The CTA should appear three times: above the fold, after the example walkthrough, and after the FAQ. The wording should stay practice-focused: 'Try one Scales ix-style question free' and 'See the reasoning, not just the answer.' Avoid phrases such as 'use during the real test', 'undetectable', or 'guaranteed pass' on this SEO page. The aim is to make the page acceptable for organic search, partner links, and future paid traffic.
Common mistakes to avoid in Scales ix
The most common mistake in Scales ix is treating salience as logic. The most visually striking tile is not always the answer. Another common mistake is stopping after one feature. A candidate sees that one object is black while the others are white, but then misses that fill alternates in a valid pattern. A third mistake is using too much time on a single item. Since the official format is short and fast, it is often better to make a disciplined best answer and keep moving than to spend a full minute on one uncertain tile.
When reviewing practice results, create a missed-feature log. For each wrong answer, write down whether the missed rule involved count, orientation, position, fill, shape type, or relation between parts. This turns random practice into targeted improvement. If the same missed feature appears repeatedly, that becomes your next drill. The TestSolve page should encourage this habit because it turns the tool from a one-off answer helper into a repeatable training method.
Other Aon test guides
Further reading
- Aon official candidate preparation page - Inductive Reasoning (scales ix)
- AptitudeTests.org Aon scales ix practice overview
- JobTestPrep free cut-e sample page
- GraduatesFirst Aon cut-e guide
Frequently asked questions
Is Aon Scales ix the same as cut-e scales ix?
Yes. cut-e was acquired by Aon, and many candidates still see both names used in old preparation materials or employer guidance. The format is commonly associated with Aon / cut-e inductive reasoning.

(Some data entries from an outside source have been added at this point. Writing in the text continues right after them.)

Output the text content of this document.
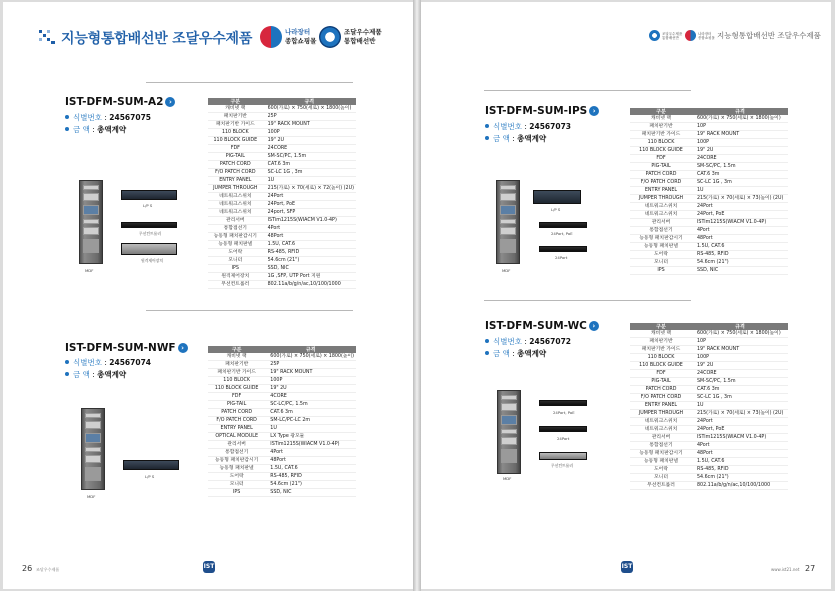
지능형통합배선반 조달우수제품	나라장터
종합쇼핑몰
조달우수제품
통합배선반
IST-DFM-SUM-A2 ›
식별번호 : 24567075
금 액 : 총액계약
MDF
L/P S
무선컨트롤러
원격제어장치
구분	규격
캐비넷 랙	600(가로) × 750(세로) × 1800(높이)
패치판기반	25P
패치판기반 가이드	19" RACK MOUNT
110 BLOCK	100P
110 BLOCK GUIDE	19" 2U
FDF	24CORE
PIG-TAIL	SM-SC/PC, 1.5m
PATCH CORD	CAT.6 3m
F/O PATCH CORD	SC-LC 1G , 3m
ENTRY PANEL	1U
JUMPER THROUGH	215(가로) × 70(세로) × 72(높이) (2U)
네트워크스위치	24Port
네트워크스위치	24Port, PoE
네트워크스위치	24port, SFP
관리서버	ISTim1215S(WIACM V1.0-4P)
통합접선기	4Port
능동형 패치판감시기	48Port
능동형 패치판넬	1.5U, CAT.6
도어락	RS-485, RFID
모니터	54.6cm (21")
IPS	SSD, NIC
원격제어장치	1G ,SFP, UTP Port 지원
무선컨트롤러	802.11a/b/g/n/ac,10/100/1000
IST-DFM-SUM-NWF ›
식별번호 : 24567074
금 액 : 총액계약
MDF
L/P S
구분	규격
캐비넷 랙	600(가로) × 750(세로) × 1800(높이)
패치판기반	25P
패치판기반 가이드	19" RACK MOUNT
110 BLOCK	100P
110 BLOCK GUIDE	19" 2U
FDF	4CORE
PIG-TAIL	SC-LC/PC, 1.5m
PATCH CORD	CAT.6 3m
F/O PATCH CORD	SM-LC/PC-LC 2m
ENTRY PANEL	1U
OPTICAL MODULE	LX Type 광모듈
관리서버	ISTim1215S(WIACM V1.0-4P)
통합접선기	4Port
능동형 패치판감시기	48Port
능동형 패치판넬	1.5U, CAT.6
도어락	RS-485, RFID
모니터	54.6cm (21")
IPS	SSD, NIC
26 조달우수제품	IST
조달우수제품 통합배선반
나라장터 종합쇼핑몰 지능형통합배선반 조달우수제품
IST-DFM-SUM-IPS ›
식별번호 : 24567073
금 액 : 총액계약
MDF
L/P S
24Port, PoE
24Port
구분	규격
캐비넷 랙	600(가로) × 750(세로) × 1800(높이)
패치판기반	10P
패치판기반 가이드	19" RACK MOUNT
110 BLOCK	100P
110 BLOCK GUIDE	19" 2U
FDF	24CORE
PIG-TAIL	SM-SC/PC, 1.5m
PATCH CORD	CAT.6 3m
F/O PATCH CORD	SC-LC 1G , 3m
ENTRY PANEL	1U
JUMPER THROUGH	215(가로) × 70(세로) × 73(높이) (2U)
네트워크스위치	24Port
네트워크스위치	24Port, PoE
관리서버	ISTim1215S(WIACM V1.0-4P)
통합접선기	4Port
능동형 패치판감시기	48Port
능동형 패치판넬	1.5U, CAT.6
도어락	RS-485, RFID
모니터	54.6cm (21")
IPS	SSD, NIC
IST-DFM-SUM-WC ›
식별번호 : 24567072
금 액 : 총액계약
MDF
24Port, PoE
24Port
무선컨트롤러
구분	규격
캐비넷 랙	600(가로) × 750(세로) × 1800(높이)
패치판기반	10P
패치판기반 가이드	19" RACK MOUNT
110 BLOCK	100P
110 BLOCK GUIDE	19" 2U
FDF	24CORE
PIG-TAIL	SM-SC/PC, 1.5m
PATCH CORD	CAT.6 3m
F/O PATCH CORD	SC-LC 1G , 3m
ENTRY PANEL	1U
JUMPER THROUGH	215(가로) × 70(세로) × 73(높이) (2U)
네트워크스위치	24Port
네트워크스위치	24Port, PoE
관리서버	ISTim1215S(WIACM V1.0-4P)
통합접선기	4Port
능동형 패치판감시기	48Port
능동형 패치판넬	1.5U, CAT.6
도어락	RS-485, RFID
모니터	54.6cm (21")
무선컨트롤러	802.11a/b/g/n/ac,10/100/1000
IST	www.ist21.net 27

How long is the Aon Scales ix test?
Aon describes scales ix as a 5-minute assessment with 20 tasks, where candidates should finish as many as they can. Some third-party materials report the same timing.
What does Scales ix measure?
It measures inductive reasoning: the ability to infer a hidden rule from examples and identify the object that does not follow that rule.
Can TestSolve help with visual Aon questions?
TestSolve can help you practise by breaking down the visible features and explaining the likely rule. It is most useful when used to review practice questions and understand why an option is wrong.
Is TestSolve affiliated with Aon?
No. TestSolve is an independent practice tool and is not affiliated with Aon, cut-e, or any employer using Aon assessments.